A Ceremony for Yellow House

By JOHN KABL PSAKWNE WILKERSON

canyon

High Plains, West Texas

The West Texas winds blew heavy dust that clung to my eyelashes, and a bit of sand got into my eyes. It was a cool day in mid-summer, but Lubbock’s never-ending parking lots gave off residual heat that made me feel like I was baking. Lubbock has too many parking lots. Driving through town, lot after lot passing my window, made me long for the dull-green landscape of the plains only fifteen minutes away. I kept on down Broadway, past the empty lots where houses once stood, past the empty downtown (even though it was only 4:30pm), past the old segregated part of town that always brings out a bone-deep sadness in me, eventually making it past the last highway. I could see the NTS tower in my rearview mirror. Mac Davis’s song was right, I really like seeing Lubbock in my rearview mirror. I could have appreciated it more if it didn’t leave so much dust in my eye.

I reached the last jumbles of corrugated trailer homes, just beyond the little pockets of stucco farmhouses. I was outside of Lubbock city limits. It felt good. I always feel good when I drive. I kept along the road, watching as the sky streaked with hues of purple and lavender. Yellow House Canyon, my destination, lay just beyond the horizon, and the sun now hung a bit lower in the sky.

The Battle of Yellow House Canyon was the last major conflict on the High Plains of Texas between the settlers and the Comanche. The Quahadi Comanche leader, Chief Tu-ukumah (Black Horse), had grown tired of white encroachment. Tu-ukumah rejected the idea of being kept from his home and forced to live sedentarily on an Oklahoma reservation. With his band of Comanche-Apache warriors and their families, Tu-ukumah left the reservation for Texas, willing to fight any who stood in the way of their living a traditional life. Hearing reports of white buffalo hunters being killed, a war party of settlers set out to kill the band. On March 18, 1877, the parties met at Yellow House Canyon where the Comanche band was camped, and a fierce battle ensued. Twenty-one Comanche-Apache were killed by the settlers, ultimately forcing Tu-ukumah and his band to return to Oklahoma. This violence had seeped into the soil around me, and I wanted to cleanse it through ceremony. It seemed right to me to honor these dead, because I was unsure if anyone had.

I kept driving along meandering roads. I liked these roads. I could see the curves of the earth, the road like a black snake. The only snake I’ve ever loved is the road. My air conditioner was broken, and I had my windows down to keep me cool. I listened to the wind whip while I looked out onto the plains- peppered with mesquite trees and knee-high grasses that waved like golden khaki oceans in the wind. The soil turned a deeper red, and I looked at Google Maps to make sure I was still going in the right direction. I could smell the sweetgrass, sage, tobacco, and cedar that lay in my grandmother’s suitcase in the bucket seat next to me. “Medicines,” as my family calls them. I would give these as an offering to the twenty-one dead, burning them to call the good spirits and bless the earth. I’d brought my abalone shell to burn them in.            

I turned down a different road every now and again, and I liked slowing down to the empty intersections. It made me feel solitary without feeling lonely. I’d packed my hand drum too, and I could hear the hollow noise of the stick as it swayed when I turned, scraping the stretched hide.            
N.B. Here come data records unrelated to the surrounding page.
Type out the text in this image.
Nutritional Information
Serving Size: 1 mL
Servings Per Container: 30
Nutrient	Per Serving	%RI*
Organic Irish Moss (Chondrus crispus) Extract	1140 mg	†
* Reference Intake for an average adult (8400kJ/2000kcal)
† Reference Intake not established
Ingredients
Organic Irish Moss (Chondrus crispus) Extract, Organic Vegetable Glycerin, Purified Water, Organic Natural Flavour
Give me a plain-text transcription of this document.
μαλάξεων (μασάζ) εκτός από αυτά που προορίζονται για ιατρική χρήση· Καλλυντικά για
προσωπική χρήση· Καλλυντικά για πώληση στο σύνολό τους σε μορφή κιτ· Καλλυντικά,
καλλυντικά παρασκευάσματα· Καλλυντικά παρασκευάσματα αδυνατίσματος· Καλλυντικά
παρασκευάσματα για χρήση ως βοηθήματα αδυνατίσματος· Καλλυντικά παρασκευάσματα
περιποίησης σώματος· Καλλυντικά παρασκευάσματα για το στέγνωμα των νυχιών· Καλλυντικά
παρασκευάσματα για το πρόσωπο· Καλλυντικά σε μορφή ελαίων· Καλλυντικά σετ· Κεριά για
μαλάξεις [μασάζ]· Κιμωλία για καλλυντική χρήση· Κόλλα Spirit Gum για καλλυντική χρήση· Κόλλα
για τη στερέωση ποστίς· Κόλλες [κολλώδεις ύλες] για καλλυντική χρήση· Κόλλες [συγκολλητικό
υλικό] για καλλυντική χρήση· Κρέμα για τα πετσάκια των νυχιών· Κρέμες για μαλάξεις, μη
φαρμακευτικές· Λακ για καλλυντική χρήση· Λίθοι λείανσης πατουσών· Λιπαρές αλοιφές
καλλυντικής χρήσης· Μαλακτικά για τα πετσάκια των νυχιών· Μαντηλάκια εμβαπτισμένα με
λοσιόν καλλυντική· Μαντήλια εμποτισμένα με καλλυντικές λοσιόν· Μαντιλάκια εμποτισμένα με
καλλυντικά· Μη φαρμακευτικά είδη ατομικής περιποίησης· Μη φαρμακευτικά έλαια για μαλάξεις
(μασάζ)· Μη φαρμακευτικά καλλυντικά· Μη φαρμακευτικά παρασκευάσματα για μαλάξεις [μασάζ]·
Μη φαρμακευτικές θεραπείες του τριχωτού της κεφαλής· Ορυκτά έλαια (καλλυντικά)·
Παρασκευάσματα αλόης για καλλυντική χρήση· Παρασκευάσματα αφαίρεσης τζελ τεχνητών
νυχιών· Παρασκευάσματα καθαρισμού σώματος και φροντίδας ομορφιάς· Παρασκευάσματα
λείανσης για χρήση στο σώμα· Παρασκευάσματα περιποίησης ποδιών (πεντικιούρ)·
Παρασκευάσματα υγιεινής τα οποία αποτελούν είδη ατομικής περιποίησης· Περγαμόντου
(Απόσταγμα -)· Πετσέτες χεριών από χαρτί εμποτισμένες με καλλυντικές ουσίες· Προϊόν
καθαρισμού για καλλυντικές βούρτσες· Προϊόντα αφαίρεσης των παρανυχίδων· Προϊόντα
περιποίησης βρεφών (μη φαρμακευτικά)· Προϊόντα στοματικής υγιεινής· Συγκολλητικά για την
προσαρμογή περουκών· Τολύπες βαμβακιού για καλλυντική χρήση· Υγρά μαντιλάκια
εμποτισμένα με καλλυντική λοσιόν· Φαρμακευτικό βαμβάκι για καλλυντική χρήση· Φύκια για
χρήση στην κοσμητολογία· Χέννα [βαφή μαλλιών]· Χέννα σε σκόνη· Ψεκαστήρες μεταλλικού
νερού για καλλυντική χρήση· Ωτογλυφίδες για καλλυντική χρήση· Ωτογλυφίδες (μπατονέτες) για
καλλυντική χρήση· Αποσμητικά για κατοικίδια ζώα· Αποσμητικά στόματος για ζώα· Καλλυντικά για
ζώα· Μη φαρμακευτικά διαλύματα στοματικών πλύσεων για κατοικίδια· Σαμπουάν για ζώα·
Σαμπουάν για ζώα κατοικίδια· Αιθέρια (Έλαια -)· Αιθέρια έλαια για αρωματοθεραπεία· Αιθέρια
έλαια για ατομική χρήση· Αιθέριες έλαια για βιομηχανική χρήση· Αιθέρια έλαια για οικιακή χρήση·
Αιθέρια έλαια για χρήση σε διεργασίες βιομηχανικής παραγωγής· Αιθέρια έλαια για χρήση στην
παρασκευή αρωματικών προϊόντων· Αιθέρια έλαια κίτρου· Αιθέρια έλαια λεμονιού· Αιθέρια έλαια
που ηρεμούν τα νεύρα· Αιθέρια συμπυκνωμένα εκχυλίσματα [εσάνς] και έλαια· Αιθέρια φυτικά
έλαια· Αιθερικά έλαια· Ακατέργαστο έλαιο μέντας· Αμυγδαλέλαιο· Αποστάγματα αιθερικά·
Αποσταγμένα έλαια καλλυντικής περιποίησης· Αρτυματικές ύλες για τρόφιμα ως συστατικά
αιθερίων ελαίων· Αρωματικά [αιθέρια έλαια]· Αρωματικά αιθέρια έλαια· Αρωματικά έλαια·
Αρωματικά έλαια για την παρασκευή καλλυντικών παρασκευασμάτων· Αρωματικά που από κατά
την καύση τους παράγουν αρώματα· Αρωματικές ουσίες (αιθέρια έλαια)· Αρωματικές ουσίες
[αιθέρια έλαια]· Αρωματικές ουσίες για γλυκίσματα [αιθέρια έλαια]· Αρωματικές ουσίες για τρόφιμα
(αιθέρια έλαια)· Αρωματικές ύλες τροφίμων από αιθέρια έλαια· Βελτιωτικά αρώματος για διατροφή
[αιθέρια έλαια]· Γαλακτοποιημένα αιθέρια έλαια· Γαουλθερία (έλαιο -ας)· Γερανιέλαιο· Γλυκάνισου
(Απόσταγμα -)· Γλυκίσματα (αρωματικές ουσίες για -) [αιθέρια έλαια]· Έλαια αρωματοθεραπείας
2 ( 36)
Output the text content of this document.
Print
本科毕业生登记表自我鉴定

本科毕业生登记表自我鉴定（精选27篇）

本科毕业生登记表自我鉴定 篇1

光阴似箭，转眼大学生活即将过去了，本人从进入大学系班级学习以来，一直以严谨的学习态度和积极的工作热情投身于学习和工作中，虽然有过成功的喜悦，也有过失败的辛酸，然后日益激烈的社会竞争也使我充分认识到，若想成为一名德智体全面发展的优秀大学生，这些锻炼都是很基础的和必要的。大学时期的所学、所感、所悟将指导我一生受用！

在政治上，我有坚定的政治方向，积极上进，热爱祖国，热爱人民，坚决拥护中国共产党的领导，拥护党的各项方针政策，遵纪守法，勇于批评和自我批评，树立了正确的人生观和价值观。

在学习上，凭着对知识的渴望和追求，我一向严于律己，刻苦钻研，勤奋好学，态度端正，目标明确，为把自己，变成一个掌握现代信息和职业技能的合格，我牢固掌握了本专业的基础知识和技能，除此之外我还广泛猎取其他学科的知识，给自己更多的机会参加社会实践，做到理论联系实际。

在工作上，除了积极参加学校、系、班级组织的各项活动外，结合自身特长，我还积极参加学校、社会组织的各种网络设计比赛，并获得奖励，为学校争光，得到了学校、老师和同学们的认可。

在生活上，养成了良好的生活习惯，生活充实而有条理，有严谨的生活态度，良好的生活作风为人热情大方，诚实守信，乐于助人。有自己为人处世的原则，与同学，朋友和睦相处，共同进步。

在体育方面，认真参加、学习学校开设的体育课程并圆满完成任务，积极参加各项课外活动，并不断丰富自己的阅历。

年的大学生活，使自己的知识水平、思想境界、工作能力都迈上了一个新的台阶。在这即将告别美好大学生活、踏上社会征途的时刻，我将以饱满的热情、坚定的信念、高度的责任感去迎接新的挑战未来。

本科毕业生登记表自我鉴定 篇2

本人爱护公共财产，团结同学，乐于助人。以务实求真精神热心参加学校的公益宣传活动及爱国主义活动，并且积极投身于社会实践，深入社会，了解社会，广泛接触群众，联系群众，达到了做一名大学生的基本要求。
I could see Yellow House Canyon on the map on my phone screen. I don’t know why, but I got nervous as I drew closer. I was worried that I might not give a proper ceremony. I shook the feeling off– I wanted to do this for my relatives. The Indigenous spirits I grew up living next to; their story a part of mine, like family. Long shadows cast by my car cut up the red and orange rays of the setting sun. I slowed my car down. I had arrived. It was beautiful, this land. I wanted to wade in those khaki waves. Dips and hills, with a slight curving canyon wall around what looked like miles of open range. I continued following the road and descended into the canyon, making a slight turn and slowly pressing my brake before being brought to a halt. I turned the engine off and looked over the edge of the cliffside. Bathed in orange-yellow light, those grass-oceans before me beckoned. But before me stood a sign that read, “Private Property; No Trespassing.”

 

Kabl Wilkerson is Citizen Band Potawatomi, born and raised in Lubbock, Texas in the West Texas Panhandle. Kabl is currently a senior Political Science, History, and Honors Arts & Letters major in the Texas Tech University Honors College, where his on-going research focuses on the nature of Nazism and the built world. He enjoys drinking coffee and driving through the Texas landscape.